How to Compare Two Data Samples with R’s T-Test
If you want to use R’s t.test() function to compare your data, you first have to check, among other things, whether both samples are normally distributed.
If you want to know if the average temperature differs between the periods the beaver is active and inactive, you can do so with a simple command:
> t.test(temp ~ activ, data=beaver2) Welch Two-Sample t-test data: temp by activ t = -18.5479, df = 80.852, p-value < 2.2e-16 alternative hypothesis: true difference in means is not equal to 0 95 percent confidence interval: -0.8927106 -0.7197342 sample estimates: mean in group 0 mean in group 1 37.09684 37.90306
Normally, you can only carry out a t-test on samples for which the variances are approximately equal. R uses Welch’s variation on the t-test, which corrects for unequal variances.

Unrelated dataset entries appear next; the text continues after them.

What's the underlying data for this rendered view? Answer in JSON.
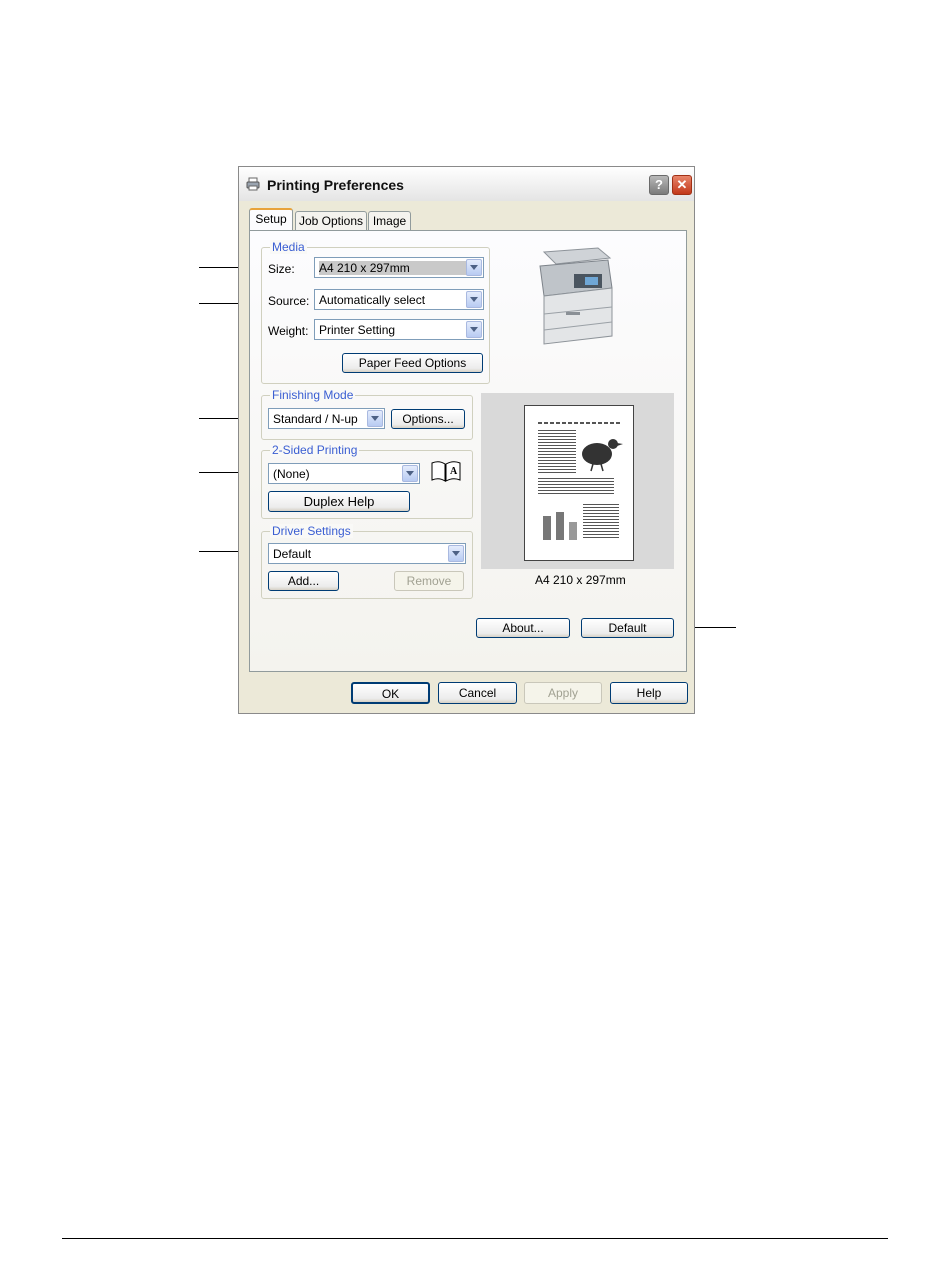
{
  "window": {
    "title": "Printing Preferences",
    "help_glyph": "?",
    "close_glyph": "✕",
    "icon": "printer-icon"
  },
  "tabs": [
    "Setup",
    "Job Options",
    "Image"
  ],
  "media": {
    "group_label": "Media",
    "size_label": "Size:",
    "size_value": "A4 210 x 297mm",
    "source_label": "Source:",
    "source_value": "Automatically select",
    "weight_label": "Weight:",
    "weight_value": "Printer Setting",
    "paper_feed_button": "Paper Feed Options"
  },
  "finishing": {
    "group_label": "Finishing Mode",
    "value": "Standard / N-up",
    "options_button": "Options..."
  },
  "two_sided": {
    "group_label": "2-Sided Printing",
    "value": "(None)",
    "duplex_help_button": "Duplex Help",
    "icon": "book-icon"
  },
  "driver": {
    "group_label": "Driver Settings",
    "value": "Default",
    "add_button": "Add...",
    "remove_button": "Remove"
  },
  "preview": {
    "paper_size_caption": "A4 210 x 297mm"
  },
  "panel_buttons": {
    "about": "About...",
    "default": "Default"
  },
  "footer_buttons": {
    "ok": "OK",
    "cancel": "Cancel",
    "apply": "Apply",
    "help": "Help"
  }
}
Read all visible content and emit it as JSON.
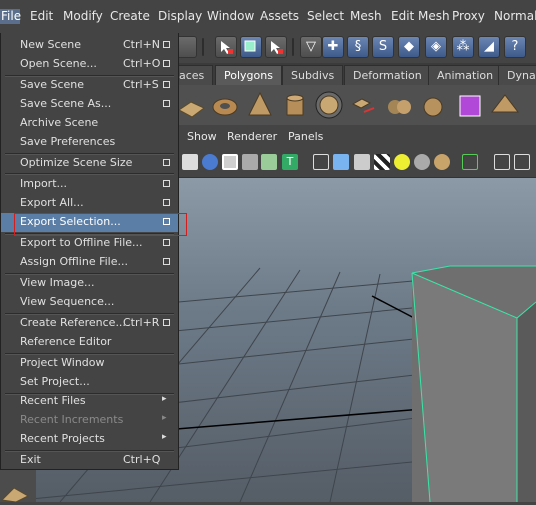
{
  "menubar": {
    "items": [
      "File",
      "Edit",
      "Modify",
      "Create",
      "Display",
      "Window",
      "Assets",
      "Select",
      "Mesh",
      "Edit Mesh",
      "Proxy",
      "Normals"
    ]
  },
  "shelf_tabs": [
    "aces",
    "Polygons",
    "Subdivs",
    "Deformation",
    "Animation",
    "Dynam"
  ],
  "panel_menu": [
    "Show",
    "Renderer",
    "Panels"
  ],
  "file_menu": {
    "items": [
      {
        "label": "New Scene",
        "shortcut": "Ctrl+N",
        "option": true
      },
      {
        "label": "Open Scene...",
        "shortcut": "Ctrl+O",
        "option": true
      },
      {
        "label": "Save Scene",
        "shortcut": "Ctrl+S",
        "option": true
      },
      {
        "label": "Save Scene As...",
        "shortcut": "",
        "option": true
      },
      {
        "label": "Archive Scene",
        "shortcut": "",
        "option": false
      },
      {
        "label": "Save Preferences",
        "shortcut": "",
        "option": false
      },
      {
        "label": "Optimize Scene Size",
        "shortcut": "",
        "option": true
      },
      {
        "label": "Import...",
        "shortcut": "",
        "option": true
      },
      {
        "label": "Export All...",
        "shortcut": "",
        "option": true
      },
      {
        "label": "Export Selection...",
        "shortcut": "",
        "option": true
      },
      {
        "label": "Export to Offline File...",
        "shortcut": "",
        "option": true
      },
      {
        "label": "Assign Offline File...",
        "shortcut": "",
        "option": true
      },
      {
        "label": "View Image...",
        "shortcut": "",
        "option": false
      },
      {
        "label": "View Sequence...",
        "shortcut": "",
        "option": false
      },
      {
        "label": "Create Reference...",
        "shortcut": "Ctrl+R",
        "option": true
      },
      {
        "label": "Reference Editor",
        "shortcut": "",
        "option": false
      },
      {
        "label": "Project Window",
        "shortcut": "",
        "option": false
      },
      {
        "label": "Set Project...",
        "shortcut": "",
        "option": false
      },
      {
        "label": "Recent Files",
        "shortcut": "",
        "submenu": true
      },
      {
        "label": "Recent Increments",
        "shortcut": "",
        "submenu": true,
        "disabled": true
      },
      {
        "label": "Recent Projects",
        "shortcut": "",
        "submenu": true
      },
      {
        "label": "Exit",
        "shortcut": "Ctrl+Q",
        "option": false
      }
    ],
    "highlighted": "Export Selection..."
  },
  "colors": {
    "menu_bg": "#444444",
    "highlight": "#5b7ea6",
    "selection_wire": "#39e6a8",
    "red_box": "#d41d1d"
  }
}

You get a whole lot of information here:
The second line gives you the test statistic (t for this test), the degrees of freedom (df), and the according p-value. The very small p-value indicates that the means of both samples differ significantly.
The alternative hypothesis tells you what you can conclude if the p-value is lower than the limit for significance. Generally, scientists consider the alternative hypothesis to be true if the p-value is lower than 0.05.
The 95 percent confidence interval is the interval that contains the difference between the means with 95 percent probability, so in this case the difference between the means lies probably between 0.72 and 0.89.
The last line gives you the means of both samples.
You read the formula temp ~ activ as “evaluate temp within groups determined by activ.” Alternatively, you can use two separate vectors for the samples you want to compare and pass both to the function, as in the following example:
> activetemp <- beaver2$temp[beaver2$activ==1] > inactivetemp <- beaver2$temp[beaver2$activ==0] > t.test(activetemp, inactivetemp)